Analyst Dough Reid tells The Street that he sees T-Mobile as a potential home for the iPhone. Like AT&T, T-Mobile is a GSM carrier, though T-Mobile is a much smaller company. Would users be willing to make the move to a smaller company? We may find out, according to Reid.
Reid told The Street: “Apple wants to move away from exclusivity; T-Mobile would achieve this for Apple in the U.S.” And it makes sense. Apple wouldn’t have to manufacture a different iPhone to run on T-Mobile’s network, as the GSM version of the iPhone that runs on AT&T would work. To offer the iPhone on Verizon’s network, Apple would have to manufacture a new device.
However, iPhone exclusivity on T-Mobile is doubtful. AT&T has around 71 million customers while T-Mobile has only half as many users.

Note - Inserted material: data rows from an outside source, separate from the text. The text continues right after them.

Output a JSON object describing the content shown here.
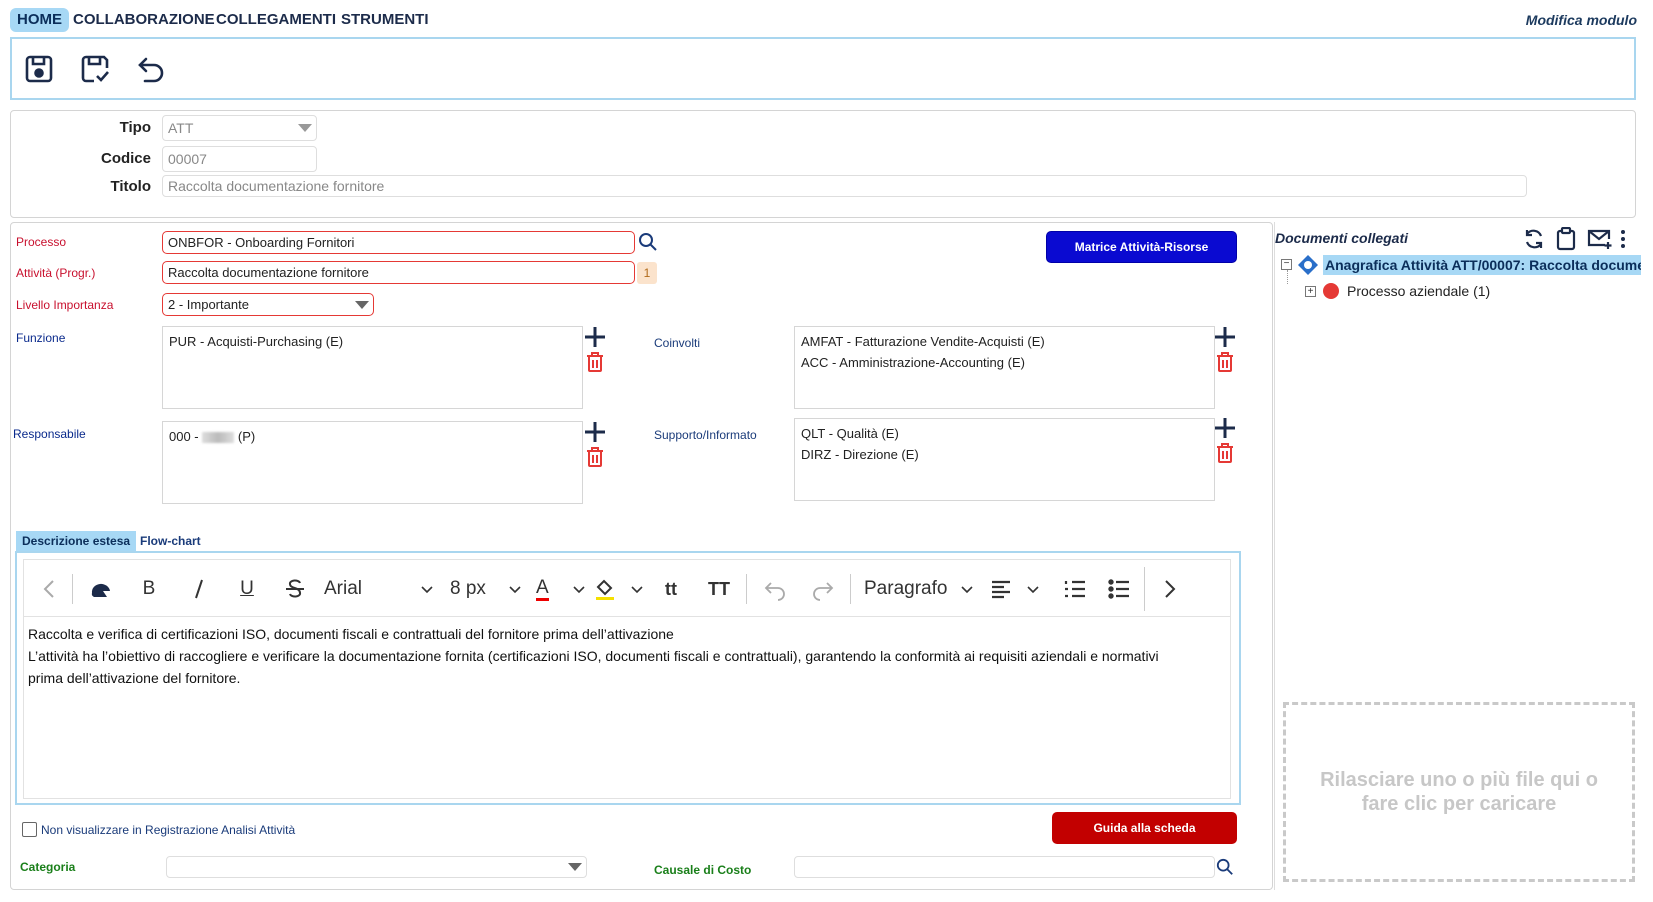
{
  "menu": {
    "items": [
      "HOME",
      "COLLABORAZIONE",
      "COLLEGAMENTI",
      "STRUMENTI"
    ],
    "module_title": "Modifica modulo"
  },
  "toolbar": {
    "icons": [
      "save-icon",
      "save-and-close-icon",
      "undo-icon"
    ]
  },
  "header": {
    "tipo_label": "Tipo",
    "tipo_value": "ATT",
    "codice_label": "Codice",
    "codice_value": "00007",
    "titolo_label": "Titolo",
    "titolo_value": "Raccolta documentazione fornitore"
  },
  "form": {
    "processo_label": "Processo",
    "processo_value": "ONBFOR - Onboarding Fornitori",
    "attivita_label": "Attività (Progr.)",
    "attivita_value": "Raccolta documentazione fornitore",
    "attivita_progr": "1",
    "livello_label": "Livello Importanza",
    "livello_value": "2 - Importante",
    "matrice_button": "Matrice Attività-Risorse",
    "funzione_label": "Funzione",
    "funzione_items": [
      "PUR - Acquisti-Purchasing (E)"
    ],
    "coinvolti_label": "Coinvolti",
    "coinvolti_items": [
      "AMFAT - Fatturazione Vendite-Acquisti (E)",
      "ACC - Amministrazione-Accounting (E)"
    ],
    "responsabile_label": "Responsabile",
    "responsabile_prefix": "000 -",
    "responsabile_suffix": "(P)",
    "supporto_label": "Supporto/Informato",
    "supporto_items": [
      "QLT - Qualità (E)",
      "DIRZ - Direzione (E)"
    ]
  },
  "tabs": [
    "Descrizione estesa",
    "Flow-chart"
  ],
  "editor": {
    "font": "Arial",
    "size": "8 px",
    "paragraph": "Paragrafo",
    "line1": "Raccolta e verifica di certificazioni ISO, documenti fiscali e contrattuali del fornitore prima dell’attivazione",
    "line2": "L’attività ha l’obiettivo di raccogliere e verificare la documentazione fornita (certificazioni ISO, documenti fiscali e contrattuali), garantendo la conformità ai requisiti aziendali e normativi",
    "line3": "prima dell’attivazione del fornitore."
  },
  "footer": {
    "checkbox_label": "Non visualizzare in Registrazione Analisi Attività",
    "guida_button": "Guida alla scheda",
    "categoria_label": "Categoria",
    "causale_label": "Causale di Costo"
  },
  "docs": {
    "title": "Documenti collegati",
    "root_node": "Anagrafica Attività ATT/00007: Raccolta docume",
    "child_node": "Processo aziendale (1)",
    "dropzone_text": "Rilasciare uno o più file qui o fare clic per caricare"
  },
  "colors": {
    "accent_blue": "#0a0ad1",
    "accent_red": "#c20000",
    "tab_active": "#a7d8f5",
    "node_red": "#e53935"
  }
}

It would make sense for Apple to sell the iPhone on both AT&T and T-Mobile, rather than just pick one single carrier.
Users dissatisfied with AT&T’s network could just move to T-Mobile, as long as they are in the coverage area. And so, Apple wouldn’t have to manufacture different iPhone hardware, which won’t be of much use to sell outside the U.S. anyway, because of different network standards.
The model for selling the iPhone on more than one carrier comes from outside the U.S. also. O2, now the largest carrier in the U.K., had the iPhone exclusivity until a month ago. Orange U.K. then sold 30,000 iPhones in the first weekend of carrying the device, and Vodafone will sell the iPhone starting January. In addition, T-Mobile UK and Orange are to merge, which will create the largest UK network, also carrying the iPhone. T-Mobile in Germany also sells the iPhone.
With the foreign examples as a precedent, the multi-carrier iPhone model is out there. Whether Apple will bring home this model though, it is yet to be seen.